As of 30-Sept-2015 when this part was written, it appears that over 1 million cars and vans could be affected in the UK, Europe's second biggest diesel user after Germany, but VW do not know.  In fact, they do not appear to know if the software is present or if so, whether it is activated, and nobody seems to have considered the possibility of breaking something else if the software is to be removed or even simply deactivated during software recall, due to unintentional side-effects.  These can occur through, for example, shared global variables, or one of a number of mechanisms which will be familiar to professional software engineers.  In short, it's removal could introduce one or more defects.

Speaking of defects, let's raise an interesting question.  Is this better or worse than releasing inadequately tested automotive software in general?  For example, one of the more recent examples of this is the Toyota unintended acceleration bug [3].  They are not alone as there have been numerous recalls in the automotive industry due to software defects.  When a car manufacturer releases such a bug whilst advertising how safe their cars are, are they not being similarly misleading?  For example, contrast the following two more factually appropriate sentences to cover these  eventualities.

We have adjusted the catalytic converter to behave more efficiently if you drive at constant speed without moving the steering wheel, so your emissions will be much lower.  If you depart from this, you will get better performance but your emissions will be very considerably more noxious.

and

We believe that software innovation is vital in automotive development, however, the systems we release to you are so complicated that they will have defects in them which might sometimes prejudice your safety.  Most of the time, however, we believe they will not.

Would you still buy the car?  It could, of course, be argued that these questions arise from different ethical viewpoints but any software engineer worth their salt will know that the chances of releasing a complicated defect-free software system are effectively negligible.

We await the answers to several obvious questions.  Are any other companies doing this, or if we take a more cynical standpoint, how many?  If not, are they using software practices almost as dubious?  How do we decide what is reasonable given the extraordinary ability of software to give hardware its character?  The CEO has already been replaced but what will happen to the engineers and the managers who were responsible?

We look forward to revisiting the story as more information comes to light.

Contextual Note: The Impact series in IEEE Software describes the impact of software on various industries.

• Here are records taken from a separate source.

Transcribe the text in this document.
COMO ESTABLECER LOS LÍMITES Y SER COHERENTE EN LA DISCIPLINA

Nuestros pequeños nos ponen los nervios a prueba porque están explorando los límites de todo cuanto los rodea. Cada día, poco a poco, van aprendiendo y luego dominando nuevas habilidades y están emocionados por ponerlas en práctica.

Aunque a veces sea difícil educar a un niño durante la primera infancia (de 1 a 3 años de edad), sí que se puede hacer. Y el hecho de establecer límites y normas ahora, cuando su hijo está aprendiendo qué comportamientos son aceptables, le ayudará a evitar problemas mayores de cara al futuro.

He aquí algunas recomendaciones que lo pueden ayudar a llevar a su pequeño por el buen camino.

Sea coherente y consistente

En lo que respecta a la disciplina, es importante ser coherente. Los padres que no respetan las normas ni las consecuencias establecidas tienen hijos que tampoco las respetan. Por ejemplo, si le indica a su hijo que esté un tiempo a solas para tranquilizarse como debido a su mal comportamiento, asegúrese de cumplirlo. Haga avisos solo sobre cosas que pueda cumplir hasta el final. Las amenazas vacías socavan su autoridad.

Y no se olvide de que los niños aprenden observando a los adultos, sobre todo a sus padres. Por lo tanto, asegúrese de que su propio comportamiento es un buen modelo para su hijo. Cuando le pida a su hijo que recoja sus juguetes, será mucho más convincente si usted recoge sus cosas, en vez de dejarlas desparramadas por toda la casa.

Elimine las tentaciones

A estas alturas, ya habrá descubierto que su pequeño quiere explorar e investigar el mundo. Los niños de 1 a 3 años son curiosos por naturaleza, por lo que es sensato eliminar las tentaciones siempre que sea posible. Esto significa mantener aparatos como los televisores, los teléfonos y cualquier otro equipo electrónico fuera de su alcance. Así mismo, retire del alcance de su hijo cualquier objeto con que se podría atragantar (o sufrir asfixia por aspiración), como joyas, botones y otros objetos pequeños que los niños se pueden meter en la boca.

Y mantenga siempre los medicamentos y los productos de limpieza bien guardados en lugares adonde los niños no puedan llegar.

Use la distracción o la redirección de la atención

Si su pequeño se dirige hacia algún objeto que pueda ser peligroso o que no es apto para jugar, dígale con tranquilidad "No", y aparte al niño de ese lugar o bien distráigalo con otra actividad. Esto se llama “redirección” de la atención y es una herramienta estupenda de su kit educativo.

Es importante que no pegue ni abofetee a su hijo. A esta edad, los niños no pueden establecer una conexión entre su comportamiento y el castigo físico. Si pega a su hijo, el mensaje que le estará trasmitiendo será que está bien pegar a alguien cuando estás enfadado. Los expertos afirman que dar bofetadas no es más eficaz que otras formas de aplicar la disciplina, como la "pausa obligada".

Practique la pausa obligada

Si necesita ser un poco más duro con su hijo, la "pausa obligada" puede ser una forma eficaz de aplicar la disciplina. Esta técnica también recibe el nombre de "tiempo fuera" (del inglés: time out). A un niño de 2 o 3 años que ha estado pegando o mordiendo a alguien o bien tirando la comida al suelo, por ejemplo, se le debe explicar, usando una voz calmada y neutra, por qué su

Around 30 columns have been published since 2010 by senior technical and business managers from companies companies such as Oracle, Airbus (software in the 380), Hitachi, MicroSoft and Vodafone. Others columns were provided by Cern (software behind the Higgs Boson discovery) and JPL (software in the Mars Lander). Michiel van Genuchten and Les Hatton are editors of the Impact column. The Impact column from Jan-Feb 2016 will contain and updated and more extensive version of this blog.

References

1. Genuchten, M. and Les Hatton (2010). “Software: What's In It and What's It In?”, IEEE Software, Jan/Feb 2010, 27(1): pp. 14-16

2. Mossinger J. (2010) “Software in Automotive Systems”, IEEE Software, 27(2).